Databricks optimization is usually discussed as a handful of obvious fixes: terminate idle clusters, enable auto-stop, tune a warehouse, and maybe run table maintenance. Those are useful, but they are not enough for a production lakehouse.

The real opportunity is broader. Waste and reliability drift show up across clusters, SQL warehouses, Spark jobs, Delta tables, storage patterns, tagging, ownership, and cloud infrastructure. A detector library needs enough coverage to find the small leaks that add up.

Cluster and compute waste

This is the first category most teams understand because it is easy to see and easy to fix. The agent should track idle clusters, missing auto-termination, oversized workers, expensive instance families, policy drift, and clusters running outside approved modes.

These findings are strong candidates for low-risk automation because the target state is concrete and verification is straightforward.

SQL warehouse spend

SQL warehouses deserve their own detector group. A warehouse can be correctly sized for one workload and wasteful for another. Useful signals include missing auto-stop, long-running idle windows, bursty concurrency, excessive query retries, slow query patterns, and Photon eligibility.

The best detector is not just "this warehouse is expensive." It is "this warehouse is expensive because this pattern repeated, here is the owner, and here is the specific setting to review."

Spark reliability drift

Reliability detectors should catch the symptoms that usually become tickets later: executor OOM, GC thrash, spill-heavy stages, skew, shuffle partition drift, failed retries, and job runtime regression.

These are especially valuable when paired with cost context. A slow job is annoying. A slow job that wastes $4,000 per year and fails every Monday is a prioritized platform item.

Delta table hygiene

Table health quietly affects both cost and performance. Detector coverage should include small-file growth, stale optimization, missing or poor partitioning, high scan amplification, abandoned table candidates, and storage growth that no longer maps to active workloads.

Table remediation often needs more careful guardrails than cluster cleanup, but the agent can still create the evidence package: table history, file counts, workload impact, recommended maintenance, and verification criteria.

Ownership and governance gaps

A finding without an owner becomes shelfware.

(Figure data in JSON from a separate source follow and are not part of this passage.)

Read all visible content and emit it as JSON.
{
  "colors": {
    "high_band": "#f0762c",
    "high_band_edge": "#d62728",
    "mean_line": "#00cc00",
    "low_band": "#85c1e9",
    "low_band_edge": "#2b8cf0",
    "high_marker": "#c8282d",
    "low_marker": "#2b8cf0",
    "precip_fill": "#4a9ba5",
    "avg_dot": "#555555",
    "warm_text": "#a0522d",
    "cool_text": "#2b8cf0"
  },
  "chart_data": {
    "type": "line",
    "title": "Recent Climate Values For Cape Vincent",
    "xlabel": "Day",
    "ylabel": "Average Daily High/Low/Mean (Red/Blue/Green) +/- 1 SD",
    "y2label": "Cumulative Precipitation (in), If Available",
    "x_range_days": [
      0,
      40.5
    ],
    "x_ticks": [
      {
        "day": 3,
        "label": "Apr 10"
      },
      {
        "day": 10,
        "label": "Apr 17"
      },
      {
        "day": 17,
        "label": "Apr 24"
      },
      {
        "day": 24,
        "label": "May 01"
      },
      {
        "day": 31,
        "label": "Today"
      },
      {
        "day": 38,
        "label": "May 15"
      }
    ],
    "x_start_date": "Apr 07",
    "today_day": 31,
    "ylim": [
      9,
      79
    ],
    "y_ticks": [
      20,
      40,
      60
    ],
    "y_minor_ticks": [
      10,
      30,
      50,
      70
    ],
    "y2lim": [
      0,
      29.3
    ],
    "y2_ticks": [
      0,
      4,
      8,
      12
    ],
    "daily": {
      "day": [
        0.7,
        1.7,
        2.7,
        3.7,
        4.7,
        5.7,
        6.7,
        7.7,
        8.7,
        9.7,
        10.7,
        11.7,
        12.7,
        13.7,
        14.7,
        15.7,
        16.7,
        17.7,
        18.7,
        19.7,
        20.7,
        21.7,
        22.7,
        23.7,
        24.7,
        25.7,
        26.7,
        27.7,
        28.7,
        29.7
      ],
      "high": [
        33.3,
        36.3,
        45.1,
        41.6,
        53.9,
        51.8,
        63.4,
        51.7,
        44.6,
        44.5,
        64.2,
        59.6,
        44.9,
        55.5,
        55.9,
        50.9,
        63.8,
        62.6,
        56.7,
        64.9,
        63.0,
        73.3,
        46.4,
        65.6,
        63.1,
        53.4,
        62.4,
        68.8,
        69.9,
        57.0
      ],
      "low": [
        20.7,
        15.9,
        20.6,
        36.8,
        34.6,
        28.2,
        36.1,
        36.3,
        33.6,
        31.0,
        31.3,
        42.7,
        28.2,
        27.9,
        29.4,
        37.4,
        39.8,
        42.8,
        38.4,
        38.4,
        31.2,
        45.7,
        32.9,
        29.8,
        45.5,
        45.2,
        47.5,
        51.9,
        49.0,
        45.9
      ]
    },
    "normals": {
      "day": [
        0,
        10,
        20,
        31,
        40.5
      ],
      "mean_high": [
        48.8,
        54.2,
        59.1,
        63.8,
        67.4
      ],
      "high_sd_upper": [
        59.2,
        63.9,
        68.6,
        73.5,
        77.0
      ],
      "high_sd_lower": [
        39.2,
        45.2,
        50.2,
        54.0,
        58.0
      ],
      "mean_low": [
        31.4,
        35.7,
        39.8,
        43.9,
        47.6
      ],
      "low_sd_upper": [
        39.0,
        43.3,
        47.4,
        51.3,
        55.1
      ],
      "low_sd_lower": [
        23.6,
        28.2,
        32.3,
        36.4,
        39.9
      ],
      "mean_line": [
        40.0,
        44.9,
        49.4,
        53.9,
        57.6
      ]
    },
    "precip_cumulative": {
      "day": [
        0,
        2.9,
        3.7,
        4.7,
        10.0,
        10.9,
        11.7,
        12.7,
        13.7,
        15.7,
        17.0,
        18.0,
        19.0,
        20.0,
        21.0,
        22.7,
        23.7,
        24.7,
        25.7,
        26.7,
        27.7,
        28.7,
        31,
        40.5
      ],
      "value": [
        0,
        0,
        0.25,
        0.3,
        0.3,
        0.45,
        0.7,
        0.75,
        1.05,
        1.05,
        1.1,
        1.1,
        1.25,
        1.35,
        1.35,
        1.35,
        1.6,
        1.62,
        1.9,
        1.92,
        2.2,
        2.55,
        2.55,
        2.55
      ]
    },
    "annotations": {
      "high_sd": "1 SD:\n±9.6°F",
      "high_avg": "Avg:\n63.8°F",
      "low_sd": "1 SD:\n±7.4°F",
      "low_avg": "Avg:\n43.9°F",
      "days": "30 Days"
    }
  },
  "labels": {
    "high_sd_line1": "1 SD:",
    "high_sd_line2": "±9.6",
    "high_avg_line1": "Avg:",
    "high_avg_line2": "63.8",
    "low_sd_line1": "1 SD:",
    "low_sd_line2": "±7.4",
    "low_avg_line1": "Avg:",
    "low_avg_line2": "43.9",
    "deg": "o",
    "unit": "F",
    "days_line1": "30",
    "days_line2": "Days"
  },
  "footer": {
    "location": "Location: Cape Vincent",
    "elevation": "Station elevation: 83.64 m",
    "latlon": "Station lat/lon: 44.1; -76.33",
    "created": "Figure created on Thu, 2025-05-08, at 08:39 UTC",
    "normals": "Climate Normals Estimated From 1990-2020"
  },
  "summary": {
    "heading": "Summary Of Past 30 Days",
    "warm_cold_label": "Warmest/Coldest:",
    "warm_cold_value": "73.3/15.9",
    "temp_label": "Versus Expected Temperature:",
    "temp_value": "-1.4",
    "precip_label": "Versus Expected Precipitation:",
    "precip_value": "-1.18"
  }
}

Production detector systems should look for untagged compute, missing workspace ownership, orphaned jobs, teams without cost attribution, and policy exceptions that no longer have an active reason.

This is where Jira workflow matters. A detector can create operational value even when it does not auto-apply a technical fix, because it routes the evidence to the right team.

Why 50+ detectors matters

The number matters less than the coverage model. A lakehouse is a connected system, and the best savings often come from correlations across layers: a table pattern that slows a job, a job pattern that inflates a cluster, a cluster pattern that creates avoidable cloud spend.

Omnitrace currently covers 50+ detector types and 19 auto-fix paths because the goal is not a prettier dashboard. The goal is a steady stream of ranked, dollar-aware, action-ready recommendations that can move through guardrails and verification.